HM Treasury have hinted that the Carbon Reduction Commitment Scheme (CRC) may be scrapped entirely as part of a planned overhaul of current business energy taxes.
George Osborne announced plans to reduce the “alphabet soup” of environmental policies; with the aim of streamlining a raft of overlapping environmental policies and taxes.
With a planned completion date of July 2016, the move is likely to be welcomed by UK businesses currently confused by the mess of environmental policies.
The government is seeking input from UK businesses to decide which policies will be ditched in the restructure, as well as how to develop a clearer landscape that incentivise commercial energy efficiency.

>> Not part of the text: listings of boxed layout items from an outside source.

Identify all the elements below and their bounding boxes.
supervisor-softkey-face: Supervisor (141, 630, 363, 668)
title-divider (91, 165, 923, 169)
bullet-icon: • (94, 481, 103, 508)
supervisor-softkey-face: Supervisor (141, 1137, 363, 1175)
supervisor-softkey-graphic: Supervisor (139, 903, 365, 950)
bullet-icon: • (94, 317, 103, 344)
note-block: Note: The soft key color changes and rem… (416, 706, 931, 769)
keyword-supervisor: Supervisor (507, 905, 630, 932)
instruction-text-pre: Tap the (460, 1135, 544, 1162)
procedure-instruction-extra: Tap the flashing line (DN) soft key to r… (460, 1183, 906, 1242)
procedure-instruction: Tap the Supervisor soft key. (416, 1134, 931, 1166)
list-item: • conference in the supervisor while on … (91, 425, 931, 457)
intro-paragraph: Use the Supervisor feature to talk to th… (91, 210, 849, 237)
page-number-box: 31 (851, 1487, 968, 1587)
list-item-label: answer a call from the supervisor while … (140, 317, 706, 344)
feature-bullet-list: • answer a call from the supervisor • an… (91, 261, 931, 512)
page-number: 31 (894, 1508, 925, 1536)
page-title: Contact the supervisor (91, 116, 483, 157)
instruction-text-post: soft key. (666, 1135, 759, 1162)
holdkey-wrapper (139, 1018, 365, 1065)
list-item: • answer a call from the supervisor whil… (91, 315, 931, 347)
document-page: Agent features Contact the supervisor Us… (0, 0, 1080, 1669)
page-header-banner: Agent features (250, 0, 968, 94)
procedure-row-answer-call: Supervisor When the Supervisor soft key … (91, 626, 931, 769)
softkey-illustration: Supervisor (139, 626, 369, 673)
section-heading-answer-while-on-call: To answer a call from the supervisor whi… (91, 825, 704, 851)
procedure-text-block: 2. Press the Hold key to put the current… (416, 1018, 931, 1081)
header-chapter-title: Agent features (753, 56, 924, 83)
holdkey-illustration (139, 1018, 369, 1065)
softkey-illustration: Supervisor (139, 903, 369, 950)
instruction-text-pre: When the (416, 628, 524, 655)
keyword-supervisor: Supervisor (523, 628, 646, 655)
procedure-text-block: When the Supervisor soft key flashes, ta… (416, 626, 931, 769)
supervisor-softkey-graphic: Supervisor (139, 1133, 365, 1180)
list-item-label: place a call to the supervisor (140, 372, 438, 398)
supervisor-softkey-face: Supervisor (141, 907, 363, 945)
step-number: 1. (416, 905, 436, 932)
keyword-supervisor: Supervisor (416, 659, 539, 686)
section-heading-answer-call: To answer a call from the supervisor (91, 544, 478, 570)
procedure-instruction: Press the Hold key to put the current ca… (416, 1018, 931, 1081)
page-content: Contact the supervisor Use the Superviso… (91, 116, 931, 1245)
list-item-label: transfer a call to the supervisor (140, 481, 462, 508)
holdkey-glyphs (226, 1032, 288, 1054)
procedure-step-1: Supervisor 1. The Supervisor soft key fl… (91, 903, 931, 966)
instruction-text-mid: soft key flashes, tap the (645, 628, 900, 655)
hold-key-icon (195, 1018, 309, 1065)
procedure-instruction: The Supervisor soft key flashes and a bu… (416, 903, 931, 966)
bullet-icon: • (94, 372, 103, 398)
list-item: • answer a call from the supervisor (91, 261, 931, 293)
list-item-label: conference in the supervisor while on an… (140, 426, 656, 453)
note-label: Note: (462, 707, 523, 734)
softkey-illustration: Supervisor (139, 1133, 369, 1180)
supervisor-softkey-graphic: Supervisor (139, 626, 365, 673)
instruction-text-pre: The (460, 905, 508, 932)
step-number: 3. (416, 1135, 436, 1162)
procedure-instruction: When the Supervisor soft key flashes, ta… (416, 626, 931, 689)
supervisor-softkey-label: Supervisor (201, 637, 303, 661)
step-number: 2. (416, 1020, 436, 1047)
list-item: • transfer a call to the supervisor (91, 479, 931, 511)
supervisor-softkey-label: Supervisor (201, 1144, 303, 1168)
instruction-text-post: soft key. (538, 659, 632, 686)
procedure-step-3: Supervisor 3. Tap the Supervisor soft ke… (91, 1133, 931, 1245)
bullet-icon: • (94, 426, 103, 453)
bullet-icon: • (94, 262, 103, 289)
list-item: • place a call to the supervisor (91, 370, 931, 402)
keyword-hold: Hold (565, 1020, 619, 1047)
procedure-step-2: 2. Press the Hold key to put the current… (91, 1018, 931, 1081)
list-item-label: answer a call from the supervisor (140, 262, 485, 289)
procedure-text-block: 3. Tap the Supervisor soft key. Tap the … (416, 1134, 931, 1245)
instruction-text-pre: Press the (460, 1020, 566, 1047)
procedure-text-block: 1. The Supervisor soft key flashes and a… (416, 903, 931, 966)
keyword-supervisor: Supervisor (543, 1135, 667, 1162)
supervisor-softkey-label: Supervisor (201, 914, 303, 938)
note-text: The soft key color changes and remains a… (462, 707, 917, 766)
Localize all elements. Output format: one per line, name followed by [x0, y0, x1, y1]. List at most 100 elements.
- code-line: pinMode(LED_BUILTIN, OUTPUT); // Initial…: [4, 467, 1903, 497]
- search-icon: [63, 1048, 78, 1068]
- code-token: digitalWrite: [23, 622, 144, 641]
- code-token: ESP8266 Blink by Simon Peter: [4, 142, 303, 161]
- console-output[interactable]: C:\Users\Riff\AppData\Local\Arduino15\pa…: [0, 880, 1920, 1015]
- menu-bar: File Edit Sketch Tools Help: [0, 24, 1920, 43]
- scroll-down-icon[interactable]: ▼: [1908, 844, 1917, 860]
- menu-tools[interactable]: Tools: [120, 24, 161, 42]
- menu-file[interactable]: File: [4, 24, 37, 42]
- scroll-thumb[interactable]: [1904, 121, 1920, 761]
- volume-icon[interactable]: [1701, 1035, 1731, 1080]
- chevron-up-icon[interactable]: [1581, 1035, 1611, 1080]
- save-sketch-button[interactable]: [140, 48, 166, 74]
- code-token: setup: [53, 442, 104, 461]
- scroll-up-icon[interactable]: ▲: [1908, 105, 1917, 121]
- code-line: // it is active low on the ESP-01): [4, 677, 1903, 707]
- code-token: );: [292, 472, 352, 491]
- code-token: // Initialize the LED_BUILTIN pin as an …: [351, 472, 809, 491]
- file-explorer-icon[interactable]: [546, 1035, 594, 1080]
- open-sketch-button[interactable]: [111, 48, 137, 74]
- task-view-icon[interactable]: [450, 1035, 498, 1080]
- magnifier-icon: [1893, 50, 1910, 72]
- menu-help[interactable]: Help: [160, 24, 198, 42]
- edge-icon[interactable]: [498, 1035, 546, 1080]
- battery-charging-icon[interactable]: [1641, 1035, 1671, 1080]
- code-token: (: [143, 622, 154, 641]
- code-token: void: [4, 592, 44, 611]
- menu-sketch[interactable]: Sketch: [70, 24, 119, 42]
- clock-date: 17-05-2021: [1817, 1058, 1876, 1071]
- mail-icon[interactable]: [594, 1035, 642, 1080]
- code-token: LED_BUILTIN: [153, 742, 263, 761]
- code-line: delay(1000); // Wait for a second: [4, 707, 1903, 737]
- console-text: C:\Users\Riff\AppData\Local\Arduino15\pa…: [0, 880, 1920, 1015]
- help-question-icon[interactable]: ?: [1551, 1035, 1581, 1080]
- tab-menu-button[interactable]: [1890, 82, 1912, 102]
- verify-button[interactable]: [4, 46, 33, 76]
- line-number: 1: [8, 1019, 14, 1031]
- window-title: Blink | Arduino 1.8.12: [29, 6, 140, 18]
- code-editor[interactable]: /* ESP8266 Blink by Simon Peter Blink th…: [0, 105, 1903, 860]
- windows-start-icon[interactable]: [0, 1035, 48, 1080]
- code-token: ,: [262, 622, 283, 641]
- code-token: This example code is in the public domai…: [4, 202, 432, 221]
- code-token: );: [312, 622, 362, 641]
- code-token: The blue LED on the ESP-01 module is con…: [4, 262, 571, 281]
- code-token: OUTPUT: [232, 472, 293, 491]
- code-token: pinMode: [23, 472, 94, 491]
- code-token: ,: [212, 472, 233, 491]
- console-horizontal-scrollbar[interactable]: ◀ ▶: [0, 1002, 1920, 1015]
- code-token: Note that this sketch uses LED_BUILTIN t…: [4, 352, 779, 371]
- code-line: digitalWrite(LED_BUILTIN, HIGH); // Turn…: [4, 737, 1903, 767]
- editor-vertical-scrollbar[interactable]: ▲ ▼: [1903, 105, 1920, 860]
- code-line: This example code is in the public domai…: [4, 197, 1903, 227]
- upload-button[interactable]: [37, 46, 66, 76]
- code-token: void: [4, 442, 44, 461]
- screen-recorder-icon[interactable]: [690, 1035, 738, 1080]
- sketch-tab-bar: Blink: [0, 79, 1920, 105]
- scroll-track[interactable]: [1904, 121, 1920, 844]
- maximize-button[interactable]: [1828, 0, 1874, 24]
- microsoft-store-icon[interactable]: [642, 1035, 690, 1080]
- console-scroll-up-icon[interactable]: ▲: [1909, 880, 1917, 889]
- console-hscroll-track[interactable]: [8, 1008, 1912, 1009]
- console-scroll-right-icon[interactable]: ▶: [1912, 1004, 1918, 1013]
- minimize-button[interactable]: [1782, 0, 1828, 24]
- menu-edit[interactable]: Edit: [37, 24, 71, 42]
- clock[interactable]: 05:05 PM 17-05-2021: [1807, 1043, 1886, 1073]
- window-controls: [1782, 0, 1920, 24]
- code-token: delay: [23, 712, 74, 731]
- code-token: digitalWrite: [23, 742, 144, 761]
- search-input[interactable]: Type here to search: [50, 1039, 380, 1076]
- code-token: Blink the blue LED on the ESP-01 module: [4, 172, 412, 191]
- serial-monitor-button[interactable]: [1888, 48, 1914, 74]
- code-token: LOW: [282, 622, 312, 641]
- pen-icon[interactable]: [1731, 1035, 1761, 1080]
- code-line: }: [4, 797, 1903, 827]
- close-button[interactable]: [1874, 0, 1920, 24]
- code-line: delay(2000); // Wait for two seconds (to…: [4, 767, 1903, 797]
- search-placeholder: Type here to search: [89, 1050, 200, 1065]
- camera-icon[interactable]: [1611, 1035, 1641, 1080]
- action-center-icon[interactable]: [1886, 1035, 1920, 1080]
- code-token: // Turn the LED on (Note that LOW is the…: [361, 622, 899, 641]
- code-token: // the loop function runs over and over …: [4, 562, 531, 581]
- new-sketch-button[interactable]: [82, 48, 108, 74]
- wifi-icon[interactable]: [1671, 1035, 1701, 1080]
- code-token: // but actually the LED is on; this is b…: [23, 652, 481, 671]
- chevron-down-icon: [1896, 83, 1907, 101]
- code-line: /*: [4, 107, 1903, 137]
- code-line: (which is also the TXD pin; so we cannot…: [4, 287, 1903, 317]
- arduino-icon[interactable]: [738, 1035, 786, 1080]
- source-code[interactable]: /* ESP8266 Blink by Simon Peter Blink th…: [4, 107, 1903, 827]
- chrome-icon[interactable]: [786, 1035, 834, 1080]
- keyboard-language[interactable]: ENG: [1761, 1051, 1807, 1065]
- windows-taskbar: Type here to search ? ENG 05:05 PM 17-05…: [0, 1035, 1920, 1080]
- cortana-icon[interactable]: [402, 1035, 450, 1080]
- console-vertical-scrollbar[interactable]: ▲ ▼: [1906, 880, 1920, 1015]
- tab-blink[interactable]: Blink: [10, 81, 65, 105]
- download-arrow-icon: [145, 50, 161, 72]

Aware that current business energy policies can lead to investment in renewables over energy efficiency. The Treasury is seeking to reverse this and have stated that it may subsidise energy efficiency measures “subject to strict criteria”.
The Treasury are considering options such as Feed-in Tariffs (FITs); which not only benefit energy efficiency, but also tax relief, competitive funding and supplier obligations.
While a recent government-commissioned review of the CRC scheme suggested that it had broadly achieved its objectives, the report concluded that the scheme had frustrated many businesses due to its complexity, design and costs.
The Treasury have also hinted that the Energy Savings Opportunity Scheme (ESOS) may become a central tenant of future energy efficiency policy, and would be open to conversations concerning incentives based around efficiency measures recommended by ESOS audits.